MyPunchBowl gets an update, solves problem of publicly viewable RSVPs.
Josh LowensohnFormer Senior Writer
Josh Lowensohn joined CNET in 2006 and now covers Apple. Before that, Josh wrote about everything from new Web start-ups, to remote-controlled robots that watch your house. Prior to joining CNET, Josh covered breaking video game news, as well as reviewing game software. His current console favorite is the Xbox 360.
MyPunchBowl, the party planning service I covered in January, has added some neat new features, including publicly viewable RSVPs--one of the few things I griped about. The service has also added YouTube integration to let party goers share videos of the event.

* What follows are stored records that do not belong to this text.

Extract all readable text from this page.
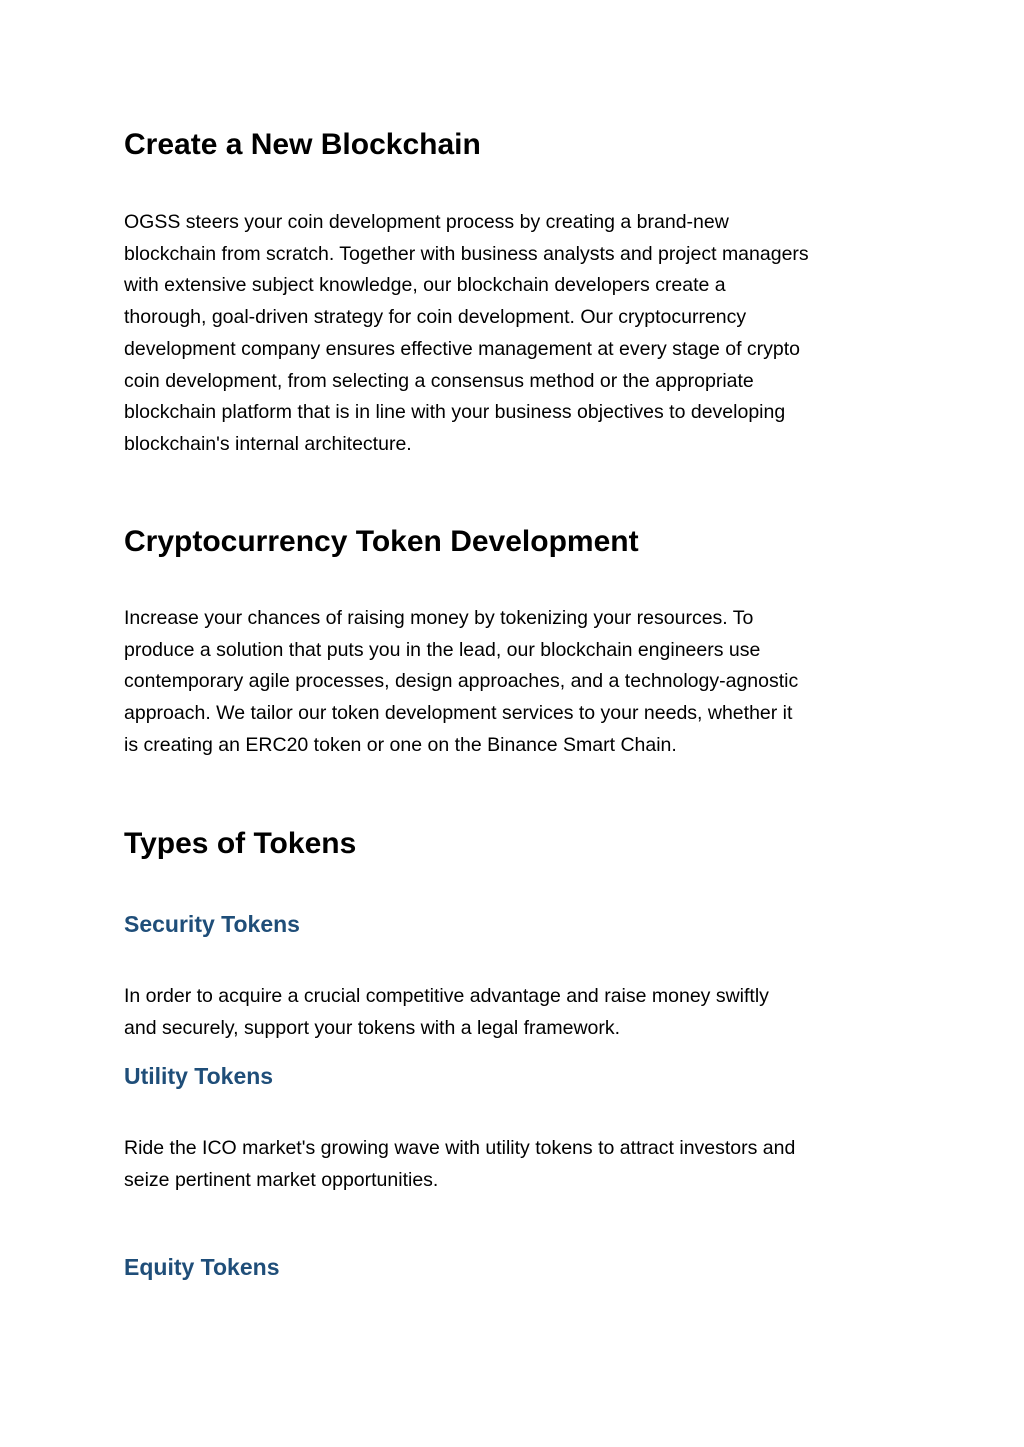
Create a New Blockchain
OGSS steers your coin development process by creating a brand-new
blockchain from scratch. Together with business analysts and project managers
with extensive subject knowledge, our blockchain developers create a
thorough, goal-driven strategy for coin development. Our cryptocurrency
development company ensures effective management at every stage of crypto
coin development, from selecting a consensus method or the appropriate
blockchain platform that is in line with your business objectives to developing
blockchain's internal architecture.
Cryptocurrency Token Development
Increase your chances of raising money by tokenizing your resources. To
produce a solution that puts you in the lead, our blockchain engineers use
contemporary agile processes, design approaches, and a technology-agnostic
approach. We tailor our token development services to your needs, whether it
is creating an ERC20 token or one on the Binance Smart Chain.
Types of Tokens
Security Tokens
In order to acquire a crucial competitive advantage and raise money swiftly
and securely, support your tokens with a legal framework.
Utility Tokens
Ride the ICO market's growing wave with utility tokens to attract investors and
seize pertinent market opportunities.
Equity Tokens
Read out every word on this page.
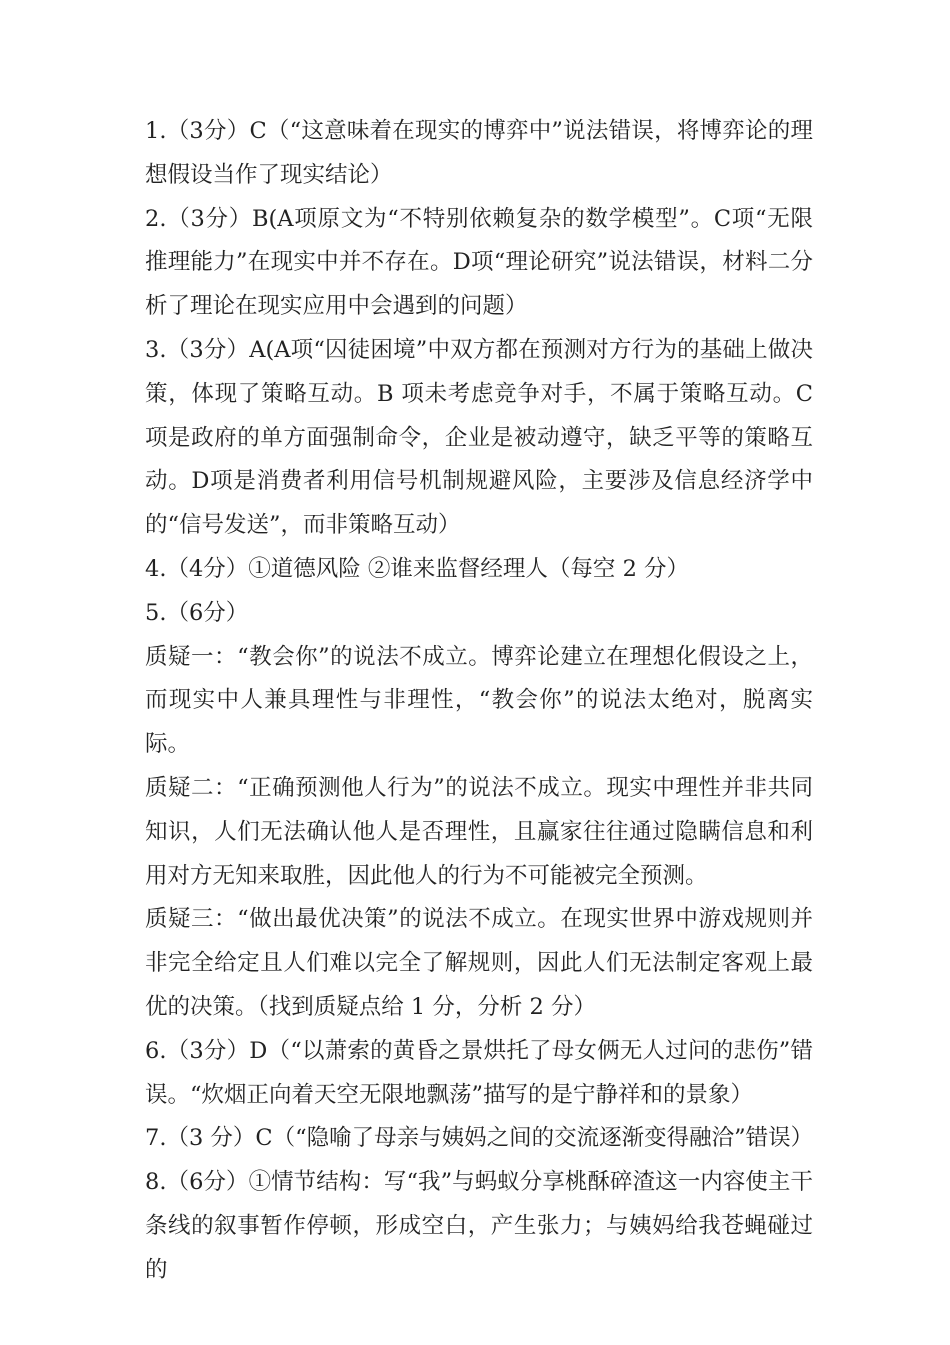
1.（3分）C（“这意味着在现实的博弈中”说法错误，将博弈论的理想假设当作了现实结论）

2.（3分）B(A项原文为“不特别依赖复杂的数学模型”。C项“无限推理能力”在现实中并不存在。D项“理论研究”说法错误，材料二分析了理论在现实应用中会遇到的问题）

3.（3分）A(A项“囚徒困境”中双方都在预测对方行为的基础上做决策，体现了策略互动。B 项未考虑竞争对手，不属于策略互动。C项是政府的单方面强制命令，企业是被动遵守，缺乏平等的策略互动。D项是消费者利用信号机制规避风险，主要涉及信息经济学中的“信号发送”，而非策略互动）

4.（4分）①道德风险 ②谁来监督经理人（每空 2 分）

5.（6分）

质疑一：“教会你”的说法不成立。博弈论建立在理想化假设之上，而现实中人兼具理性与非理性，“教会你”的说法太绝对，脱离实际。

质疑二：“正确预测他人行为”的说法不成立。现实中理性并非共同知识，人们无法确认他人是否理性，且赢家往往通过隐瞒信息和利用对方无知来取胜，因此他人的行为不可能被完全预测。

质疑三：“做出最优决策”的说法不成立。在现实世界中游戏规则并非完全给定且人们难以完全了解规则，因此人们无法制定客观上最优的决策。（找到质疑点给 1 分，分析 2 分）

6.（3分）D（“以萧索的黄昏之景烘托了母女俩无人过问的悲伤”错误。“炊烟正向着天空无限地飘荡”描写的是宁静祥和的景象）

7.（3 分）C（“隐喻了母亲与姨妈之间的交流逐渐变得融洽”错误）

8.（6分）①情节结构：写“我”与蚂蚁分享桃酥碎渣这一内容使主干条线的叙事暂作停顿，形成空白，产生张力；与姨妈给我苍蝇碰过的
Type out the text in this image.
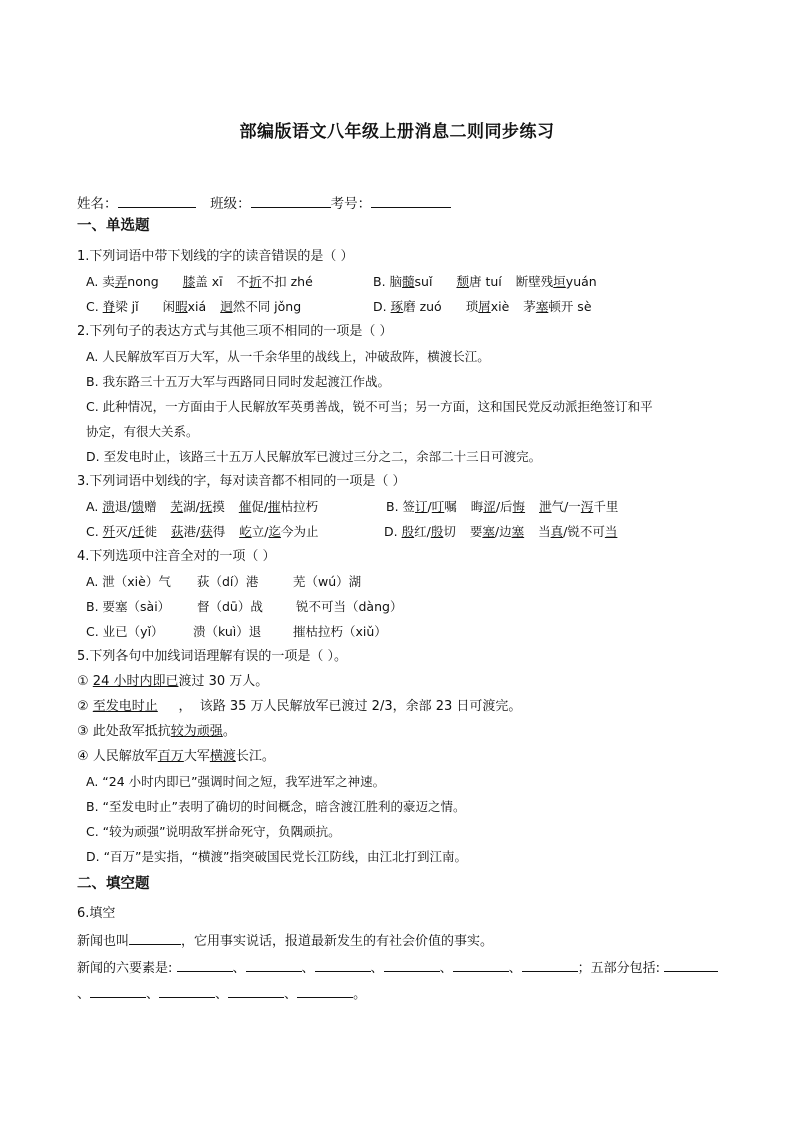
部编版语文八年级上册消息二则同步练习
姓名：	班级：	考号：
一、单选题
1.下列词语中带下划线的字的读音错误的是（ ）
A. 卖弄nong 膝盖 xī 不折不扣 zhé	B. 脑髓suǐ 颓唐 tuí 断壁残垣yuán
C. 脊梁 jǐ 闲暇xiá 迥然不同 jǒng	D. 琢磨 zuó 琐屑xiè 茅塞顿开 sè
2.下列句子的表达方式与其他三项不相同的一项是（ ）
A. 人民解放军百万大军，从一千余华里的战线上，冲破敌阵，横渡长江。
B. 我东路三十五万大军与西路同日同时发起渡江作战。
C. 此种情况，一方面由于人民解放军英勇善战，锐不可当；另一方面，这和国民党反动派拒绝签订和平
协定，有很大关系。
D. 至发电时止，该路三十五万人民解放军已渡过三分之二，余部二十三日可渡完。
3.下列词语中划线的字，每对读音都不相同的一项是（ ）
A. 溃退/馈赠 芜湖/抚摸 催促/摧枯拉朽	B. 签订/叮嘱 晦涩/后悔 泄气/一泻千里
C. 歼灭/迁徙 荻港/获得 屹立/迄今为止	D. 殷红/殷切 要塞/边塞 当真/锐不可当
4.下列选项中注音全对的一项（ ）
A. 泄（xiè）气 荻（dí）港	芜（wú）湖
B. 要塞（sài） 督（dū）战	锐不可当（dàng）
C. 业已（yǐ） 溃（kuì）退	摧枯拉朽（xiǔ）
5.下列各句中加线词语理解有误的一项是（ ）。
① 24 小时内即已渡过 30 万人。
② 至发电时止     ，  该路 35 万人民解放军已渡过 2/3，余部 23 日可渡完。
③ 此处敌军抵抗较为顽强。
④ 人民解放军百万大军横渡长江。
A. “24 小时内即已”强调时间之短，我军进军之神速。
B. “至发电时止”表明了确切的时间概念，暗含渡江胜利的豪迈之情。
C. “较为顽强”说明敌军拼命死守，负隅顽抗。
D. “百万”是实指，“横渡”指突破国民党长江防线，由江北打到江南。
二、填空题
6.填空
新闻也叫	，它用事实说话，报道最新发生的有社会价值的事实。
新闻的六要素是:	、	、	、	、	、	；五部分包括:
、	、	、	、	。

Like competitor Evite, MyPunchBowl's new RSVP options let you see who has been invited, along with whether or not they're coming. You can also turn the visibility of the party's guest list on and off at any time, which is a nice touch if people start nagging you about wanting to see who's coming, or attracting party goers who seek certain company.
The YouTube integration is fairly straightforward. Users just need to paste an embed code from any YouTube video and it will show up in a gallery similar to the picture gallery. Clicking on a thumbnail drops down a video player without taking you out of the site, which is a nice touch.
Another neat new feature is the Google map on the front page of MyPunchBowl that shows the last 100 parties planned (except for surprise parties of course). You can click on the map markers to check out the title, and even zoom in to see where it's happening, although as MyPunchBowl creator Matt Douglastold me, not "too far" to preserve user privacy.
There's still not a way to theme an invitation beyond the color and picture, but in hindsight, full-on themes seem a little gimmicky. When all is said and done, a party invitation should tell you the "who, what, when, and where," and be easy to access, which MyPunchBowl handles very well.